Suara.com - Mantan pelaksana tugas (Plt) Pimpinan Komisi Pemberantasan Korupsi (KPK) Indriyanto Seno Adji menilai kehadiran Dewan Pengawas dalam draft revisi Undang-Undang Nomor 30 Tahun 2002 tentang KPK (UU KPK) adalah wajar.
Sebab, dia menilai di negara-negara demokratis lembaga seperti KPK mengisyaratkan adanya badan pengawas independen seperti Mahkamah Agung, Polri, dan Kejaksaan.
"Dewan Pengawas adalah sesuatu yang wajar. Karena pada negara demokratis, bentuk auxiliary state body seperti KPK, disyaratkan adanya badan pengawas yang independen, MA dengan KY, Polri dengan Kompolnas, Kejaksaan dengan Komjak," ujar Indriyanto dalam keterangan tertulis, Sabtu (7/9/2019).
Dewan Pengawas diketahui salah satu poin yang disoroti di dalam revisi UU KPK.
Baca Juga: Bantah Usulkan RUU KPK, Samad Tuduh Taufiequrachman Ruki
Indriyanto juga menyoroti soal proses penghentian penyidikan atau biasa disebut SP-3 yang ada di revisi UU KPK. Kewenangan mengeluarkan SP-3 kata dia bertujuan untuk memenuhi asas kepastian hukum dan keadilan.
"SP3 ini bisa diterapkan dalam kondisi yang limitatif dan eksepsional sifatnya.
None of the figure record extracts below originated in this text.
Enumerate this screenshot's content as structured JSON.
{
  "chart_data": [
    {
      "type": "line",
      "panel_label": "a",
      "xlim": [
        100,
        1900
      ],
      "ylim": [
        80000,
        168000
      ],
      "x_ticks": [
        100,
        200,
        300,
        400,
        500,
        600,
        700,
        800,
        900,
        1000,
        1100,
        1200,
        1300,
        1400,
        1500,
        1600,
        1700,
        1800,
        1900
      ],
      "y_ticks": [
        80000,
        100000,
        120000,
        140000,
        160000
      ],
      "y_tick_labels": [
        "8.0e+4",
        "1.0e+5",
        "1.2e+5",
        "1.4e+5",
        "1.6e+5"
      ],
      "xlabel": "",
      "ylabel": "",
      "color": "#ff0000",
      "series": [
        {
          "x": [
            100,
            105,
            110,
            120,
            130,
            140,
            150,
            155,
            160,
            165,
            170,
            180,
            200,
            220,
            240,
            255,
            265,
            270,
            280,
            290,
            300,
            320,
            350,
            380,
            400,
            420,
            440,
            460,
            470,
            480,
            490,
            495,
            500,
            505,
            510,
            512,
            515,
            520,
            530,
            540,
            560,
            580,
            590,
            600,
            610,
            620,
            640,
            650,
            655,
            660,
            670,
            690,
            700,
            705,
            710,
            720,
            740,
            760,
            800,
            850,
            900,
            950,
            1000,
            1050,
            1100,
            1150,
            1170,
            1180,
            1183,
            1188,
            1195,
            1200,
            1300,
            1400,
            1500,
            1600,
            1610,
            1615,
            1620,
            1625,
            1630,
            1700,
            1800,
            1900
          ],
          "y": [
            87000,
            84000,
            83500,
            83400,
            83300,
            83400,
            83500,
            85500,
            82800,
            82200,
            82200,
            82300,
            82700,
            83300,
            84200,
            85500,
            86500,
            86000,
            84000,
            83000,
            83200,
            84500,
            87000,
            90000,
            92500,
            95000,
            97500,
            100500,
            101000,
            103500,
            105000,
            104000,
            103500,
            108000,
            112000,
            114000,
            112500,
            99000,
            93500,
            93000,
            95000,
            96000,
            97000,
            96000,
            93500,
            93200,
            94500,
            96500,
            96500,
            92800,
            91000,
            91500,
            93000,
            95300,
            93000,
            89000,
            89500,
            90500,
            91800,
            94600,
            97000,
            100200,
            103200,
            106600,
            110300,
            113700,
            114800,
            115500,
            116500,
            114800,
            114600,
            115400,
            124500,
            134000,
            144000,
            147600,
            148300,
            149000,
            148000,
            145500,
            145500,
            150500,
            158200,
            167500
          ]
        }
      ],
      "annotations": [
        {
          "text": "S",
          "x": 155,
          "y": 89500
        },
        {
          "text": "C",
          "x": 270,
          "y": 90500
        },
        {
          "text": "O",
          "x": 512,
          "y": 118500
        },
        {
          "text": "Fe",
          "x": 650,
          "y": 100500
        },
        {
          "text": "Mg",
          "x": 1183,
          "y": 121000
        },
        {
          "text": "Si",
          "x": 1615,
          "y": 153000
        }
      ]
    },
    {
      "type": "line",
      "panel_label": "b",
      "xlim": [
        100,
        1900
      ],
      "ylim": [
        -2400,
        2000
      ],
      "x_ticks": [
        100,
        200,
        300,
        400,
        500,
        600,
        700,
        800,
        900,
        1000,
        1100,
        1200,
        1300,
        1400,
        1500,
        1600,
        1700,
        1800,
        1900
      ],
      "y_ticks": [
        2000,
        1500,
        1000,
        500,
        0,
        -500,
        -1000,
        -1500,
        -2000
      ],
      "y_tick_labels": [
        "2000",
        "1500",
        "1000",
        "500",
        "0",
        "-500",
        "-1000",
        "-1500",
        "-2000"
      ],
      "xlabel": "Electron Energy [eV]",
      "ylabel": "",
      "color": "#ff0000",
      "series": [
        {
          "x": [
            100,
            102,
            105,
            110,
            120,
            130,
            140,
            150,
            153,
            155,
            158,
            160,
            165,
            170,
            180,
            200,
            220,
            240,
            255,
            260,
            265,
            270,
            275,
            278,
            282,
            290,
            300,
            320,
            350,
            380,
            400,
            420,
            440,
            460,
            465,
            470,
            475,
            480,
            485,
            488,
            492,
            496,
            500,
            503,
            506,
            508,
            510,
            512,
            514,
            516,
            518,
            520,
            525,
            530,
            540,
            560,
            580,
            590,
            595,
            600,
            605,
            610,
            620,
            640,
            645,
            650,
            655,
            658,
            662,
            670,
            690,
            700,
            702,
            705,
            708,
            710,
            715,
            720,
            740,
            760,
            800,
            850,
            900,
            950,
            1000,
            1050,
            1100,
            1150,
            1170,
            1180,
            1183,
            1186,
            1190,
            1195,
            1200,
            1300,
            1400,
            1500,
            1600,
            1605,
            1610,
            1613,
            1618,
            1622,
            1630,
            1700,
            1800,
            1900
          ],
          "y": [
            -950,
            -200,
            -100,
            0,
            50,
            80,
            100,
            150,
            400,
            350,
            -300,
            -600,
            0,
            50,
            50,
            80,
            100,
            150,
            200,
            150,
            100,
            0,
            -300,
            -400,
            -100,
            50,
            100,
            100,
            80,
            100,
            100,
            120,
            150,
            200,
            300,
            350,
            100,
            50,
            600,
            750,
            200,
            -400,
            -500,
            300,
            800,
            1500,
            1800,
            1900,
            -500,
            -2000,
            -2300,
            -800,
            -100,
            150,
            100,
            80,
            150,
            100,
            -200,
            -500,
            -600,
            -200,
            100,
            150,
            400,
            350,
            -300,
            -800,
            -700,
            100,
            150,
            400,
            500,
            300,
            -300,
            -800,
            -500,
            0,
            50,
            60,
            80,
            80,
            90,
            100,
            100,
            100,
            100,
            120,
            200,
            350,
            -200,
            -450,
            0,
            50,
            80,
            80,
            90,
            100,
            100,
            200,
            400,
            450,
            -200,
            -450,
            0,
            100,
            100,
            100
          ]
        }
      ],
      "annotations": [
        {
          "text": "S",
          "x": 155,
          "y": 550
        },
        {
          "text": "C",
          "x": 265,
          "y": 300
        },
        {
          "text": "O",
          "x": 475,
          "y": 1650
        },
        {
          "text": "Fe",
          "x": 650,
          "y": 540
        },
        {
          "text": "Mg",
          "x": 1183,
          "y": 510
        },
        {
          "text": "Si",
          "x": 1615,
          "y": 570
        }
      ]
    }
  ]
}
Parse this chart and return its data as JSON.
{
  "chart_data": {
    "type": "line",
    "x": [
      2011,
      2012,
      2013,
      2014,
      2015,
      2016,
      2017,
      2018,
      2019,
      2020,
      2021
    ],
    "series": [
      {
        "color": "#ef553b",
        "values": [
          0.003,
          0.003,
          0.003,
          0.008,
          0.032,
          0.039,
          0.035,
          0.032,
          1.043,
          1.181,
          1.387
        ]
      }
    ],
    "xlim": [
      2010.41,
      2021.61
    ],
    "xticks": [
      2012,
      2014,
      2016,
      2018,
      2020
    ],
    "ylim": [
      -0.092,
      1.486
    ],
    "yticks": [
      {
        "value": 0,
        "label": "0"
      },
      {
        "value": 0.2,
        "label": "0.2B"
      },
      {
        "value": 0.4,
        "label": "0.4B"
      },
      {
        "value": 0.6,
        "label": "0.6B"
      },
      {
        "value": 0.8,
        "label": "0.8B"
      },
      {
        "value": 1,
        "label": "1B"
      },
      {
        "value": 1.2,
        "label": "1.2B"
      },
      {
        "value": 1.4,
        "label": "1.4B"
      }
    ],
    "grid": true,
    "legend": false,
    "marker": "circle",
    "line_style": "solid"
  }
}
Misalnya saja seorang ditetapkan tersangka saat proses penyidikan dan kemudian menderita sakit yang secara medis dinyatakan unfit to stand trial secara permanen (tidak layak diajukan ke pengadilan), maka orang tersebut harus dihentikan penyidikannya," ucap Indriyanto.
Menurutnya, inisiatif DPR terkait revisi UU KPK memiliki pendekatan filosofi keadilan restoratif.
"Pendekatan ini menghendaki adanya suatu rehabilitasi sistem pemidanaan dan tidak semata-mata soal memberikan deterrent effect (efek jera)," katanya.
Lanjut Indriyanto, dari kasus-kasus korupsi yang ditangani sampai saat ini, pola dan cara penindakan dengan efek jera tidak memberikan manfaaat pengembalian optimal keuangan negara.
Baca Juga: Pimpinan Disebut Dukung RUU KPK, Laode Tantang Balik Fahri Hamzah
"Karena itu fiilosofi pencegahan dengan rehabilitasinya menjadi basis yang utama," katanya.